In the end it all comes down to one of the principles of campaigning (which is one of the things I fear the SAD is not really attuned to and thus the problem for some in the military) and that is using the right force for the right mission in support of the national strategy.  Having worked in conjunction with them it has been very effective to have the different authorities and resources applied to the same mission.  While I found many of my higher ups adamantly opposed to us working with them I always found them to be mission focused and on task. Of course some of our own special operators would lament that we did not have the same authorities and resources - the grass is always greener on the other side.  I would get calls from staffs at higher (conventional and special operations theater) HQ who would warn me about working with them but it was really a function of them not understanding the roles and missions and how we could achieve synergy in our actions in support of the larger strategy. 

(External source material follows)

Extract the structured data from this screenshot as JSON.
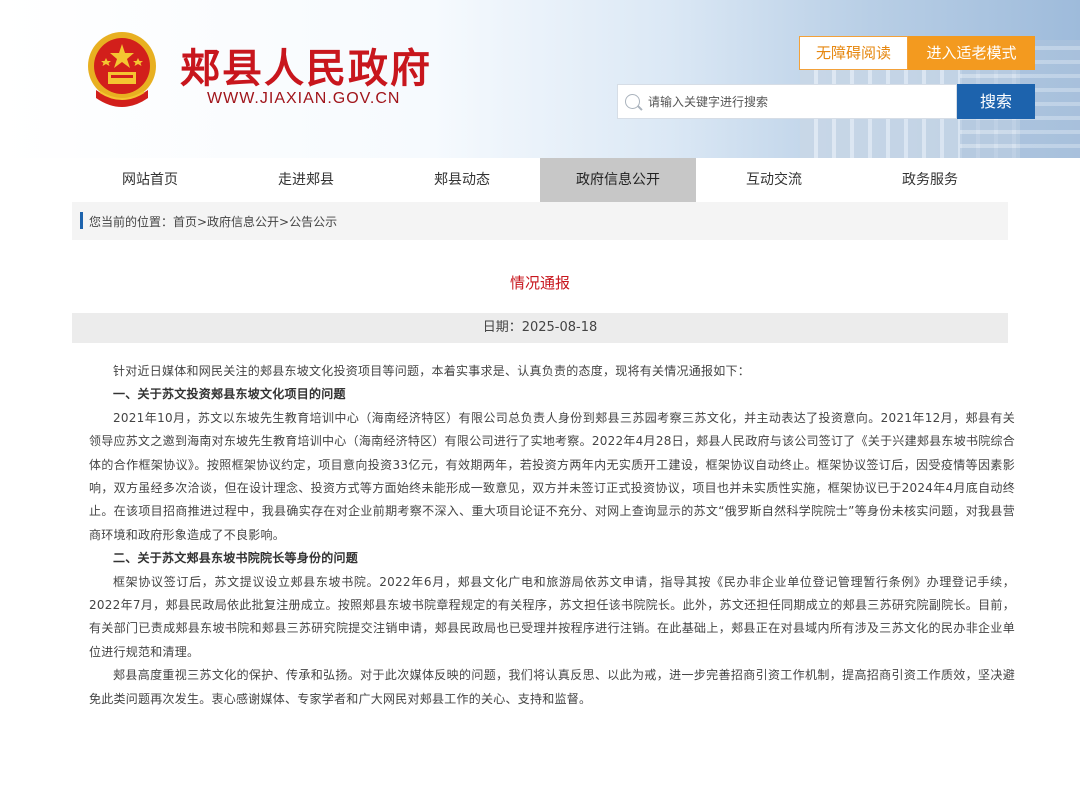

While I would be receptive to an OSS like structure I do not think that USSOCOM could take that on (at least not as currently organized and with the current culture). Nor do I think the agency is equipped to do so either, especially at the scale necessary to support the national security strategy. 

I hope the authors' arguments hold and paramilitary operations goes back home to SOCOM. Title 10 sections 127e, 333, and 167 all support such activities. The CIA's core mission, intelligence, has been skewed by its militarization. I totally agree with the author about SOCOM's mindset.  Special Operations Command's singular operational focus on countering Violent Extremist Organizations (VEO) has left it unprepared for conducting unconventional warfare, rather, retreating into the comforting semantic forest and doctrinal catch-all of "irregular warfare". Additionally, and perhaps most strangely, SOCOM seems, upon review, to be dispositionally incapable of conducting the unconventional offense, as if only the 'bad guys' can cross that line. Institutionally, Foreign Internal Defense (FID) is so much less provocative than insurgency, whose strategic role goes far beyond just regime change.  In much the same way, SOCOM is fully ready to deter adversaries but is theologically unready to compel anybody.